As we move toward a post-COVID-19 environment and as hospitals, health systems, providers and health plans find their “new normal,” one thing is for certain: Virtual health is here to stay. Here are just a few reasons virtual health and virtual care management will remain a critical part of the healthcare industry.

> More people will seek out virtual health services. The coronavirus pandemic has made people more cautious about leaving their homes—even when sick and needing medical care. And for people with chronic medical conditions, going out, whether to the grocery store or doctor’s office, can heighten their risk of contracting COVID-19. Virtual health saw a drastic increase during the pandemic; in fact, Forrester Research predicts that virtual care visits will soar past 1 billion in 2020.
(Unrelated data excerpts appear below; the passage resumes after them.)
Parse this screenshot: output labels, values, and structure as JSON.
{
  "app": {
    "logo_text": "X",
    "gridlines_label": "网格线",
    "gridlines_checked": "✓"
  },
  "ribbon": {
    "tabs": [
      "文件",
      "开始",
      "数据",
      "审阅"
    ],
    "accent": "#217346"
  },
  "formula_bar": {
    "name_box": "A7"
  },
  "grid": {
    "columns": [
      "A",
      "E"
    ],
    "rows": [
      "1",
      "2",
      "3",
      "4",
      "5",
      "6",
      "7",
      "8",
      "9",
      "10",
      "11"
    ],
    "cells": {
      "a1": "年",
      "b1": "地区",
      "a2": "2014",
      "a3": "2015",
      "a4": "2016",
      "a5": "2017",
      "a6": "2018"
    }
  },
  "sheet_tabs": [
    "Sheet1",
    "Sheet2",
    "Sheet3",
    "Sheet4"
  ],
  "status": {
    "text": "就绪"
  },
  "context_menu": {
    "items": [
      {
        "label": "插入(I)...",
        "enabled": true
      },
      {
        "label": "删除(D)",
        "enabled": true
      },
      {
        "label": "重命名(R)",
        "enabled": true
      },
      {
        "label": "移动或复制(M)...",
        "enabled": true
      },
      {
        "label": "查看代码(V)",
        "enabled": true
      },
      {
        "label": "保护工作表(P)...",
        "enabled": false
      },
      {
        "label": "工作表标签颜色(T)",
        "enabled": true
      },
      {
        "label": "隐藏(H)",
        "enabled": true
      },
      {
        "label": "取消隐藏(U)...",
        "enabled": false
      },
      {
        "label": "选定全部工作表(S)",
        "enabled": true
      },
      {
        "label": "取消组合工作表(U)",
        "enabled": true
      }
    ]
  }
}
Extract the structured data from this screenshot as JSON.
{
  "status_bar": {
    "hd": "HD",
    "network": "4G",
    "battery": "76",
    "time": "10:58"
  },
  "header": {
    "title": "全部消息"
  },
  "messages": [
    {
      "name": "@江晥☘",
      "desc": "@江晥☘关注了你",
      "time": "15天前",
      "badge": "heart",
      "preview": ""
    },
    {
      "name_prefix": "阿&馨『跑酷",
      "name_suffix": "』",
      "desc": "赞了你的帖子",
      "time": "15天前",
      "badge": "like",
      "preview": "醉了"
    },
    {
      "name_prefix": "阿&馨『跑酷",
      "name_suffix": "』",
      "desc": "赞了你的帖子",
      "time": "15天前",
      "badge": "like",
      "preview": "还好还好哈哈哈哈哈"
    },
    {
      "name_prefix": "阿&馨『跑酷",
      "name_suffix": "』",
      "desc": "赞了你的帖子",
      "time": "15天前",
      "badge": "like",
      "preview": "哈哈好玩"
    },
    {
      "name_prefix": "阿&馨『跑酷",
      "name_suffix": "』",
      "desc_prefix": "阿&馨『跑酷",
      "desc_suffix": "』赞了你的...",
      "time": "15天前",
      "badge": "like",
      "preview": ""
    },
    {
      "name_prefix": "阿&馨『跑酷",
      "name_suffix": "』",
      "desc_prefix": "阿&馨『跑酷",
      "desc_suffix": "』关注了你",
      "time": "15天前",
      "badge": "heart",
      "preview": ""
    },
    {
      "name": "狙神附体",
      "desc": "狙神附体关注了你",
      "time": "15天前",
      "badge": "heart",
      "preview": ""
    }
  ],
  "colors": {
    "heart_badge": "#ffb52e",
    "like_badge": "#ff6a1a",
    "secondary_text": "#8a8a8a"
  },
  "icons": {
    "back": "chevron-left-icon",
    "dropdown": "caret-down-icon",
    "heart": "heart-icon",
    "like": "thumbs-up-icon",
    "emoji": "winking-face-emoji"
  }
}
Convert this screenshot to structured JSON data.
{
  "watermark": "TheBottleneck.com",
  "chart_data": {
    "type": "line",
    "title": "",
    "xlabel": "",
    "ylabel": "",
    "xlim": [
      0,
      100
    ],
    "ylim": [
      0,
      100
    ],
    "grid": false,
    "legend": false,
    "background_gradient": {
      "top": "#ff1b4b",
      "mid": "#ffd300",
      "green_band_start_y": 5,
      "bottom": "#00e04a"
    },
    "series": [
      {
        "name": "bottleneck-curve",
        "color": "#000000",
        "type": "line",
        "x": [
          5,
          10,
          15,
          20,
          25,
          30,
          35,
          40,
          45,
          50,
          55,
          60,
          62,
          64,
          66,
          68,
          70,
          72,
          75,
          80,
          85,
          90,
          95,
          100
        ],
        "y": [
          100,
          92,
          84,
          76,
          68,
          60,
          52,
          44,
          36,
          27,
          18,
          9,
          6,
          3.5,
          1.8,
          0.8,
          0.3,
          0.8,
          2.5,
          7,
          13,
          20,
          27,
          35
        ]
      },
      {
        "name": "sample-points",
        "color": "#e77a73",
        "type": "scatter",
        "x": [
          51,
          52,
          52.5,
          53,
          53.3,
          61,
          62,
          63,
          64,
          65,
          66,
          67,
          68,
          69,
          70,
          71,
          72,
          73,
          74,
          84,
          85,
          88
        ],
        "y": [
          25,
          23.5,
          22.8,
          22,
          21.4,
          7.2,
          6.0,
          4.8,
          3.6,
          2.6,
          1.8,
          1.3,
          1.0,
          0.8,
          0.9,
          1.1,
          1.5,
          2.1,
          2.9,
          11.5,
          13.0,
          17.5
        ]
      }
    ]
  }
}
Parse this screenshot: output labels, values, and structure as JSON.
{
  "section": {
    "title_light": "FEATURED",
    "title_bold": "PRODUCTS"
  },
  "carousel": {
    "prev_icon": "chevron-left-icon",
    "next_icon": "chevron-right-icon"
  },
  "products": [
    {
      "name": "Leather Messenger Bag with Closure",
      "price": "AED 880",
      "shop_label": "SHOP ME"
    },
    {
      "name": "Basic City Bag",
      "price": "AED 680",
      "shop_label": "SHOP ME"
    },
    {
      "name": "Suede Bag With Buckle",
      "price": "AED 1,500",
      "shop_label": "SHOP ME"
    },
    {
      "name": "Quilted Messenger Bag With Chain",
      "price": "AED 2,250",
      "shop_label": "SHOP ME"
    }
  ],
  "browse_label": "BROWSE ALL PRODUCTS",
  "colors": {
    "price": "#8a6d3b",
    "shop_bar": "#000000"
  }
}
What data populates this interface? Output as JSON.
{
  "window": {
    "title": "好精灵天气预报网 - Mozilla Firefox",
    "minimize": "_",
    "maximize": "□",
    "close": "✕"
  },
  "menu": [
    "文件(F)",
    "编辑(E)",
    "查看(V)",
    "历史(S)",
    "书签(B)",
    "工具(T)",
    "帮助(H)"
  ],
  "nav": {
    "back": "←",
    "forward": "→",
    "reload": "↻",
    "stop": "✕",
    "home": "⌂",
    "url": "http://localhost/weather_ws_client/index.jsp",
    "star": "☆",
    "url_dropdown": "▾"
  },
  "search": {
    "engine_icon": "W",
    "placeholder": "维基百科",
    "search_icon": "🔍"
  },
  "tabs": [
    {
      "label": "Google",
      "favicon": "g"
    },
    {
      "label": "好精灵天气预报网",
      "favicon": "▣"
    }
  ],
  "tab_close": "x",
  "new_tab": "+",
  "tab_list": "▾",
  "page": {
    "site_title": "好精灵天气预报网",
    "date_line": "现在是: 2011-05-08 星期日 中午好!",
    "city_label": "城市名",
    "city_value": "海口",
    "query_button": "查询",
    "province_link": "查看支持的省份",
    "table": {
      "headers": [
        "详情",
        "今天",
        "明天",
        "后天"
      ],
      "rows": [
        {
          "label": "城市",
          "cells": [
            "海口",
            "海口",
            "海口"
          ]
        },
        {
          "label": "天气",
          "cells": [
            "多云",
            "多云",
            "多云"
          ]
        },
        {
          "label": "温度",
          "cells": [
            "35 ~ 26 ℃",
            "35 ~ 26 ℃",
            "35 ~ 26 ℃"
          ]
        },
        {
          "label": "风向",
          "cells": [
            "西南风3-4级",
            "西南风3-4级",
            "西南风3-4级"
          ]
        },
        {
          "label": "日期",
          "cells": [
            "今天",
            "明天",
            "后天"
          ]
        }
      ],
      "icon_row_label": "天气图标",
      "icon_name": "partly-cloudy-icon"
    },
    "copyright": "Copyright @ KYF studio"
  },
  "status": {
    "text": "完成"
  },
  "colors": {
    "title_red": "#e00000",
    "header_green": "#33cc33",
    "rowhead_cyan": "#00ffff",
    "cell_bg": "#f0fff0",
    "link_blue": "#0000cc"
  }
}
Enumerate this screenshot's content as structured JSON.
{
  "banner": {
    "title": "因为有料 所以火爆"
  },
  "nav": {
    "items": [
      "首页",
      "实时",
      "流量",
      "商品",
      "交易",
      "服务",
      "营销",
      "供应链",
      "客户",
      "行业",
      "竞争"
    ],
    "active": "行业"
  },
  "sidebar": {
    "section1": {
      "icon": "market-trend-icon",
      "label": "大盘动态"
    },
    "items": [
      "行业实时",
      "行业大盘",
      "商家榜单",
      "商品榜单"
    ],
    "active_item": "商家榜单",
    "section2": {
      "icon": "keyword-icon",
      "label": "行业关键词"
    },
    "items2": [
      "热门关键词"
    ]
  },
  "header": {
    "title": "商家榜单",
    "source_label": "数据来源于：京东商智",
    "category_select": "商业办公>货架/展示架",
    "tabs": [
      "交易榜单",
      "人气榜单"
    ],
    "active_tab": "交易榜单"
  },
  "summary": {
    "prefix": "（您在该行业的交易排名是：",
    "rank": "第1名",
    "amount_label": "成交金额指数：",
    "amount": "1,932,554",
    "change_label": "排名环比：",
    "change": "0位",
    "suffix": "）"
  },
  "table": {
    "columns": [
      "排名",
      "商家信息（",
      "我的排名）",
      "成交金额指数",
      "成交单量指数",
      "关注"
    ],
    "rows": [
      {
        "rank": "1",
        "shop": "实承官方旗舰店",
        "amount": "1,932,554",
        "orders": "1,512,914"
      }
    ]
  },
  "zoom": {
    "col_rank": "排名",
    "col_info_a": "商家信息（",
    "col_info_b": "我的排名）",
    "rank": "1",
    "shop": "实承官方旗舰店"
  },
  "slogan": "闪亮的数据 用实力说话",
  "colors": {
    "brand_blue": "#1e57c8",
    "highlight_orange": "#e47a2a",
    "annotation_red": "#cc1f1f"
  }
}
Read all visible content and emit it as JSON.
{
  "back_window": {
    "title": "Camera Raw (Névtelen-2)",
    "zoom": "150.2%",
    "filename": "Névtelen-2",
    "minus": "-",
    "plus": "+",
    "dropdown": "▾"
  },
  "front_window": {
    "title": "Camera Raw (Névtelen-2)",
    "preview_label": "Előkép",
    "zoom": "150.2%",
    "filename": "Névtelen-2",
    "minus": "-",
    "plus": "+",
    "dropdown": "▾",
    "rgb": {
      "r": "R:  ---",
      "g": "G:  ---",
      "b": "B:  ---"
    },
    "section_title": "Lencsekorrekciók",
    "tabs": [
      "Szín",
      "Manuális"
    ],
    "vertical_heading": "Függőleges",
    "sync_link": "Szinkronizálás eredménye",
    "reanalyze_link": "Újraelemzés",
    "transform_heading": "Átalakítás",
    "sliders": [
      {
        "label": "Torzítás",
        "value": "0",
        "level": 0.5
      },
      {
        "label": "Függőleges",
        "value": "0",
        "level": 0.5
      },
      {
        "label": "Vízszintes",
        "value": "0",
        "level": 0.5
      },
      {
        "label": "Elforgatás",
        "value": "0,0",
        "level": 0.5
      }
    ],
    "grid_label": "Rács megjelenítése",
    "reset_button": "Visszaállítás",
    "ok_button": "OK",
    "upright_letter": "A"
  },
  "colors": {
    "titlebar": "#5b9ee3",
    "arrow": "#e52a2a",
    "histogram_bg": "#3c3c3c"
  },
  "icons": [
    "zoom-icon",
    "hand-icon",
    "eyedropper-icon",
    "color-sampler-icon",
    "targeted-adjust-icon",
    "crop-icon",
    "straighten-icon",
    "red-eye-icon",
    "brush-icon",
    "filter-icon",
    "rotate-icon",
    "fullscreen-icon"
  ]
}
“Although virtual health isn’t new, we’ve seen an accelerated shift to virtual care delivery because of COVID-19,” says Tamara Cull, DHA, POPM, senior vice president, portfolio management, Medecision. “We at Medecision don’t see this changing anytime soon. In fact, we expect virtual health to become the norm and for more healthcare consumers, providers and even care managers to embrace it.”

> Virtual health will be used in specialty care and behavioral health. Chronic conditions don’t go away during a pandemic, and many specialists had to figure out ways to still care for patients from a distance. For example, in early March, the American College of Cardiology issued guidance on setting up clinics for virtual visits and remote monitoring—such as distributing weight scales, blood pressure cuffs and other standard cardiac monitoring devices to help replace routine visits. Behavioral health has also seen an upswing in virtual use, and that’s expected to continue. Major health plans, such as Aetna, are even covering behavioral health virtual visits. These face-to-face visits can help combat loneliness and ward off feelings of depression and anxiety—a benefit both during and after COVID-19.

> Care managers will have better communication with members. Physicians aren’t the only ones who have transitioned to telehealth. Care and case managers at health plans have also started using virtual health technology to engage members—and that will likely continue in a post-pandemic environment. Care managers address a variety of complex situations, including behavioral health issues and social determinants of health such as homelessness and food insecurity. A face-to-face conversation with members through videoconferencing technology can help establish trust.

> CMS is reimbursing virtual care visits the same as in-person visits. Effective March 6, 2020, the Centers for Medicare and Medicaid Services expanded the use of telehealth with an 1135 waiver. Under this new waiver, “Medicare can pay for office, hospital and other visits furnished via telehealth across the country and including in [patients’] places of residence.” Before this expansion, Medicare was permitted to pay clinicians for telehealth services only in certain circumstances. This new provision helps ensure that Medicare beneficiaries—a population at a higher risk for COVID-19—are able to visit their doctor from home and reduce their risk of transmission. It’s unknown how long this expansion of services will last, as the CMS has stated it’s for the duration of the COVID-19 public health emergency.